Strona 1 z 1

Ciężarna świnka morska.

: 12 listopada 2013, 10:59
autor: monita2009
Jestem nowa na forum więc z góry przepraszam jeśli źle piszę. Od dwóch tygodni mam dwie świnki. Jak się okazało jedna z nich zostanie mamusią. Taki gratis ze sklepu!Brzuchol coraz większy. Czasem się rusza. Proszę Was o porady:
- jak karmić ciężarną świnkę (zwłaszcza czego jej nie podawać),
- jak karmić po porodzie,
- czy trzeba oddzielić ją i po jakim czasie od maluszków (jeśli tak to dlaczego),
- czy maluszki można brać na rękę (po jakim czasie),
Jeżeli możecie udzielić mi wskazówek to będę bardzo wdzięczna. Monika

Re: Ciężarna świnka morska.

: 12 listopada 2013, 11:17
autor: merida91
Pochwal się swoimi nowymi współlokatorami :D
Tak to jest ze świnkami z zoologicznych. W ogóle ich tam nie rozdzielają, później niespodzianka. Świnka musi mieć pod dostatkiem siana, karmy, będzie mieć wielki apetyt na w sumie wszystko. Jeżeli jest już w zaawansowanej ciąży to lepiej jej nie wyciągać z klatki, pieszczoty tylko przez szczeble muszą wystarczyć niestety :/ a szkoda, bo świniak Cię jeszcze nie zna, skoro masz je tylko dwa tygodnie. Po porodzie maluchy zaczynają jeść to co mama, są bardzo samodzielne. Ogólnie małe prosięta to małe szczęścia :) Jakie stare są Twoje świnki?

Re: Ciężarna świnka morska.

: 12 listopada 2013, 15:14
autor: monita2009
Dziękuję za odpowiedź. Moje świnki są młode. "Mamuśka" - Szekla myślę, ze ma jakieś 3-4 miesiące, natomiast młodsza - Flauta myślę, że ma 2-3 miesiące. Teraz je rozdzieliłam, bo Flauta jest strasznie płochliwa. Wszystkiego się boi. Ciągle siedzi schowana pod sianem albo trocinami. Żal mi jej. Wiem, że nie powinno się kupować u zoologa, ale przecież i te zwierzaczki muszą mieć szansę na kochających ich właścicieli i spokojny domek, a ja im chcę to zapewnić. Dla mnie sa one śliczne i mam nadzieję, że Flauta się uspokoi. A powiedz mi czy tak jak piszą w necie trzeba dawać ciężarnej specjalną karmę albo więcej witaminy c? Monika.

Re: Ciężarna świnka morska.

: 12 listopada 2013, 20:23
autor: Talia
Nie wiem czy dobrym krokiem było rozdzielenie świnek, jeśli były ze sobą zżyte może to spowodować stres przyszłej mamy.

Jeśli chodzi o żywienie to ważna jest dobra karma i różnorodność warzyw i owoców. Najlepiej na ten czas wyrzucić z diety wszelkie wzdymające warzywa (brokuł, kapuste pek, kalafior), odstawić też wszelkie mieszanki ziół, gdyż niektóre z zawartych w nich gatunków mogą spowodować przedwczesny poród, poronienie (nie mówię tu tylko o liściach malin, ale podobno i pietruszka w za dużych ilościach może spowodować poronienie).
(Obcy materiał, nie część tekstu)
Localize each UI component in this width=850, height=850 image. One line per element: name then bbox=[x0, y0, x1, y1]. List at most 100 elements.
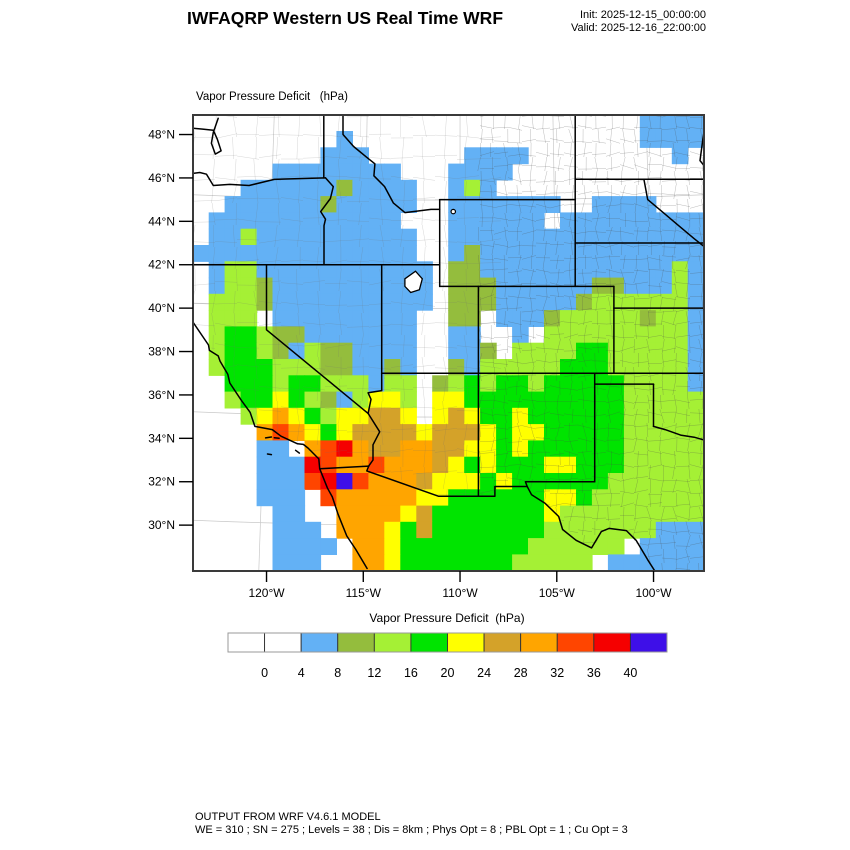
field-cell bbox=[240, 310, 258, 327]
field-cell bbox=[368, 228, 385, 246]
state-border-line bbox=[526, 485, 656, 571]
field-cell bbox=[224, 391, 242, 409]
field-cell bbox=[655, 131, 673, 148]
field-cell bbox=[623, 554, 641, 571]
lat-tick-label: 34°N bbox=[148, 431, 175, 445]
field-cell bbox=[464, 538, 481, 555]
field-cell bbox=[512, 261, 529, 279]
field-cell bbox=[623, 326, 641, 344]
field-cell bbox=[528, 521, 545, 539]
field-cell bbox=[639, 326, 657, 344]
field-cell bbox=[272, 489, 290, 507]
colorbar-tick-label: 4 bbox=[298, 666, 305, 680]
field-cell bbox=[560, 342, 577, 360]
field-cell bbox=[576, 407, 593, 425]
field-cell bbox=[607, 228, 625, 246]
field-cell bbox=[687, 456, 704, 474]
field-cell bbox=[224, 359, 242, 376]
field-cell bbox=[368, 440, 385, 458]
field-cell bbox=[496, 261, 513, 279]
field-cell bbox=[240, 277, 258, 295]
field-cell bbox=[607, 342, 625, 360]
field-cell bbox=[288, 505, 306, 523]
field-cell bbox=[304, 212, 322, 230]
field-cell bbox=[607, 424, 625, 441]
field-cell bbox=[240, 359, 258, 376]
field-cell bbox=[591, 228, 609, 246]
field-cell bbox=[272, 407, 290, 425]
field-cell bbox=[687, 505, 704, 523]
colorbar-cell bbox=[593, 632, 631, 653]
field-cell bbox=[368, 261, 385, 279]
field-cell bbox=[655, 554, 673, 571]
field-cell bbox=[496, 245, 513, 262]
field-cell bbox=[464, 375, 481, 393]
field-cell bbox=[687, 326, 704, 344]
field-cell bbox=[528, 359, 545, 376]
field-cell bbox=[480, 212, 497, 230]
field-cell bbox=[480, 359, 497, 376]
field-cell bbox=[368, 293, 385, 311]
colorbar-tick-label: 16 bbox=[404, 666, 418, 680]
field-cell bbox=[304, 538, 322, 555]
field-cell bbox=[639, 440, 657, 458]
field-cell bbox=[512, 391, 529, 409]
field-cell bbox=[544, 391, 561, 409]
field-cell bbox=[448, 212, 465, 230]
field-cell bbox=[416, 538, 433, 555]
field-cell bbox=[400, 505, 417, 523]
field-cell bbox=[368, 407, 385, 425]
state-border-line bbox=[264, 436, 273, 439]
field-cell bbox=[496, 424, 513, 441]
field-cell bbox=[400, 489, 417, 507]
field-cell bbox=[400, 310, 417, 327]
field-cell bbox=[560, 228, 577, 246]
field-cell bbox=[687, 375, 704, 393]
field-cell bbox=[368, 326, 385, 344]
state-border-line bbox=[652, 425, 704, 441]
field-cell bbox=[368, 521, 385, 539]
field-cell bbox=[607, 473, 625, 490]
field-cell bbox=[464, 407, 481, 425]
field-cell bbox=[639, 407, 657, 425]
field-cell bbox=[320, 359, 337, 376]
field-cell bbox=[591, 407, 609, 425]
field-cell bbox=[480, 424, 497, 441]
field-cell bbox=[336, 277, 353, 295]
field-cell bbox=[288, 326, 306, 344]
field-cell bbox=[352, 179, 369, 197]
field-cell bbox=[655, 473, 673, 490]
field-cell bbox=[639, 456, 657, 474]
state-border-line bbox=[193, 117, 222, 155]
field-cell bbox=[336, 147, 353, 165]
field-cell bbox=[655, 489, 673, 507]
field-cell bbox=[544, 359, 561, 376]
field-cell bbox=[544, 521, 561, 539]
colorbar-title: Vapor Pressure Deficit (hPa) bbox=[369, 611, 524, 625]
field-cell bbox=[655, 310, 673, 327]
state-border-line bbox=[366, 465, 528, 498]
field-cell bbox=[272, 375, 290, 393]
field-cell bbox=[528, 424, 545, 441]
field-cell bbox=[671, 342, 689, 360]
field-cell bbox=[544, 424, 561, 441]
field-cell bbox=[272, 554, 290, 571]
field-cell bbox=[448, 228, 465, 246]
field-cell bbox=[607, 538, 625, 555]
field-cell bbox=[480, 163, 497, 181]
field-cell bbox=[224, 277, 242, 295]
field-cell bbox=[687, 115, 704, 132]
field-cell bbox=[224, 228, 242, 246]
field-cell bbox=[528, 261, 545, 279]
field-cell bbox=[320, 342, 337, 360]
field-cell bbox=[352, 440, 369, 458]
field-cell bbox=[687, 310, 704, 327]
field-cell bbox=[607, 391, 625, 409]
field-cell bbox=[384, 407, 401, 425]
field-cell bbox=[480, 342, 497, 360]
field-cell bbox=[384, 456, 401, 474]
field-cell bbox=[687, 212, 704, 230]
field-cell bbox=[544, 489, 561, 507]
field-cell bbox=[448, 359, 465, 376]
lat-tick-label: 30°N bbox=[148, 518, 175, 532]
Ważna jest też odpowiednia ilość minerałów, w szczególności wapnia, polecam dawać w niewielkich ilościach koperek (nie za dużo, zbyt duża ilość minerałów powoduje u świnek powstawanie kamieni w pęcherzu).
Niektórzy hodowcy polecają również dosypywanie do wody glukozy w niewielkich ilościach, jest to jeden ze sposobów zapobiegania toksemii, szczególnie w ostatnich dobach przed porodem, kiedy świnki często tracą apetyt.